Well something seems to have gone wrong with our ‘old’ model of communication: we’re in the middle of an economic crisis; the people trusted to be custodians of the wealth of our nations have failed; less that a third of people in jobs are engaged in what they are doing.
It seems to me that our ‘old’ model has been based on the belief that our organisations - indeed our modern culture - are mechanistic and that ‘truth’ is enshrined in the dry, logical facts we present, and the more logical we are in our presentation then the more believable the ‘truth’ becomes: the bullet point and death by slides carries the day (it’s not for nothing that they are called bullet points). It’s all too easy to stick with the party line and perpetuate the myths that underlie them.
And there’s our opportunity for the future.
If we can let go of the mechanistic and the facts for a bit, and instead understand that it’s about community then we can start to work with each other in new ways. The evolution of our communities arose not out of any disposition of facts, but out of a web of myth and legend and anecdote and the shared cultural wisdom enshrined in them.With that goes a way of communication that allows us to engage with the human beings around us in community (the clue is there in the word, I notice now) instead of as ‘human resources’ in a machine. If we can re-learn how to engage with our colleagues and economy as communities, and engage with the myths that underlie them, then people will engage with us. And when people engage with each other - when people turn up as individuals and show that they care - then extraordinary things can start to happen in communities. New stories start to emerge and new outcomes become possible.

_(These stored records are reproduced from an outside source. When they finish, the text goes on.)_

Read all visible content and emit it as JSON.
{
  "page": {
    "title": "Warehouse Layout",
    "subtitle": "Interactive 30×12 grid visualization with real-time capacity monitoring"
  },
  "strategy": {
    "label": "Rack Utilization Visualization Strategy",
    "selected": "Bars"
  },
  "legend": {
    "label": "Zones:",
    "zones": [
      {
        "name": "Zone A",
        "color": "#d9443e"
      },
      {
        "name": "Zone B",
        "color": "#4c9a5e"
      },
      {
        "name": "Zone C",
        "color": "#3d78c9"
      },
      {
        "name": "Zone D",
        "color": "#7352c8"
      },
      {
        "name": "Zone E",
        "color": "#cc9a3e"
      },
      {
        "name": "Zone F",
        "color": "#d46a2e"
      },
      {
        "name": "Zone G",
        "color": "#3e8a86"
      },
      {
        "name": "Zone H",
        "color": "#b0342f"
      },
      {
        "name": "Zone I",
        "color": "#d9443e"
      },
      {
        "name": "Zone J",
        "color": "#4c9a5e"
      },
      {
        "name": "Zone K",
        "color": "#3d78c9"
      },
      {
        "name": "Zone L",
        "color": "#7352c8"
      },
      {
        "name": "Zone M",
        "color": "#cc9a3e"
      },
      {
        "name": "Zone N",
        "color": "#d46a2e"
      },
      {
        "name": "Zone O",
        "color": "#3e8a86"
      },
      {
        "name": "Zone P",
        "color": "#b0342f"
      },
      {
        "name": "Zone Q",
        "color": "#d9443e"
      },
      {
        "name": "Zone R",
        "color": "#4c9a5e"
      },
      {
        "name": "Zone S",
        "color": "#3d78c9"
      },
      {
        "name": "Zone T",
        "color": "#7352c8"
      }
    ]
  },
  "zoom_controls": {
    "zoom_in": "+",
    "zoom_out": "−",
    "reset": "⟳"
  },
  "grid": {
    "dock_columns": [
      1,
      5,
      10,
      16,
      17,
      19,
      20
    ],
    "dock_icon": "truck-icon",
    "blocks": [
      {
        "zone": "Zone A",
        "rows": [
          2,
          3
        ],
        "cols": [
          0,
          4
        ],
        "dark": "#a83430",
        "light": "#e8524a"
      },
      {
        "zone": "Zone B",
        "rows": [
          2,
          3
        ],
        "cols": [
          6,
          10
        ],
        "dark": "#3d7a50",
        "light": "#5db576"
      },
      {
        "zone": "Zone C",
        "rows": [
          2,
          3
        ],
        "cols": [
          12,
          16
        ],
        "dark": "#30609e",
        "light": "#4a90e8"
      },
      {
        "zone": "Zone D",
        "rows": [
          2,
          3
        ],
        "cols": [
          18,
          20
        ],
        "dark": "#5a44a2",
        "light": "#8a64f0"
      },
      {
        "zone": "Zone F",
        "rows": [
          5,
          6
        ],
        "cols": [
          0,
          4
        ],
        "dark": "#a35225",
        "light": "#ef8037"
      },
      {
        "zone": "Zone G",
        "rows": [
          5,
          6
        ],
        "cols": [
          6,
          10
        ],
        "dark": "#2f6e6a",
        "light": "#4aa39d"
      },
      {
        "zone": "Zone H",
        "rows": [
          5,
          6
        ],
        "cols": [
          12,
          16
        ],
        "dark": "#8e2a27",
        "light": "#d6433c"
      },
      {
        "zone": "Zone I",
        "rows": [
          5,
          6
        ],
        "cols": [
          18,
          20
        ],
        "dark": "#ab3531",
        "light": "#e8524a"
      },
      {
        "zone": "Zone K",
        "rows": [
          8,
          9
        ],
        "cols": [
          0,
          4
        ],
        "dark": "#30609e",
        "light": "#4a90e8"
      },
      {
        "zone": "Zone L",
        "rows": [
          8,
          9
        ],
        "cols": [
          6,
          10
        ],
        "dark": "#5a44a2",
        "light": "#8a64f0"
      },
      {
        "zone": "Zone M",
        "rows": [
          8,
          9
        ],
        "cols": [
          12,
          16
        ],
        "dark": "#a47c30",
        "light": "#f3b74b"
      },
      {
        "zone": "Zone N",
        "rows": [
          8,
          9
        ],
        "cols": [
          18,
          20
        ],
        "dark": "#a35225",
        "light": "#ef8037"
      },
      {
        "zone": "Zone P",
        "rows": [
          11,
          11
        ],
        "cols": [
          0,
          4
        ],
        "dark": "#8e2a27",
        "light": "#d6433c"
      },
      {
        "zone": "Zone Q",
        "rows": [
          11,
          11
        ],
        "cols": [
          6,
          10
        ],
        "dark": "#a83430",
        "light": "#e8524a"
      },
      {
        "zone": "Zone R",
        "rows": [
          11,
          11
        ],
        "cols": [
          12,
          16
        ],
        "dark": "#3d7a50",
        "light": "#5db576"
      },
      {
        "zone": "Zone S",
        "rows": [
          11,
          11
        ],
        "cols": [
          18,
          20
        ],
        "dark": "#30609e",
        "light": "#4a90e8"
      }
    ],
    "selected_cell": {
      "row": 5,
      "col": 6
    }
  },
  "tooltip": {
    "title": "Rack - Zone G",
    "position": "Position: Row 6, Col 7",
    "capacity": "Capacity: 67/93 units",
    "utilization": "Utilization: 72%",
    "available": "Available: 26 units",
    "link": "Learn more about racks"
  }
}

And what lies at the heart of it all? The art and craft of the storyteller: the ability to draw upon the old stories, craft new ones and bring the telling alive for the communities that live and die by the stories they hold.
It was true around the communal hearth two thousand years ago, and it’s still true around the water cooler, the smokers’ back door and the boardroom table now.
We’ve just forgotten it, that’s all.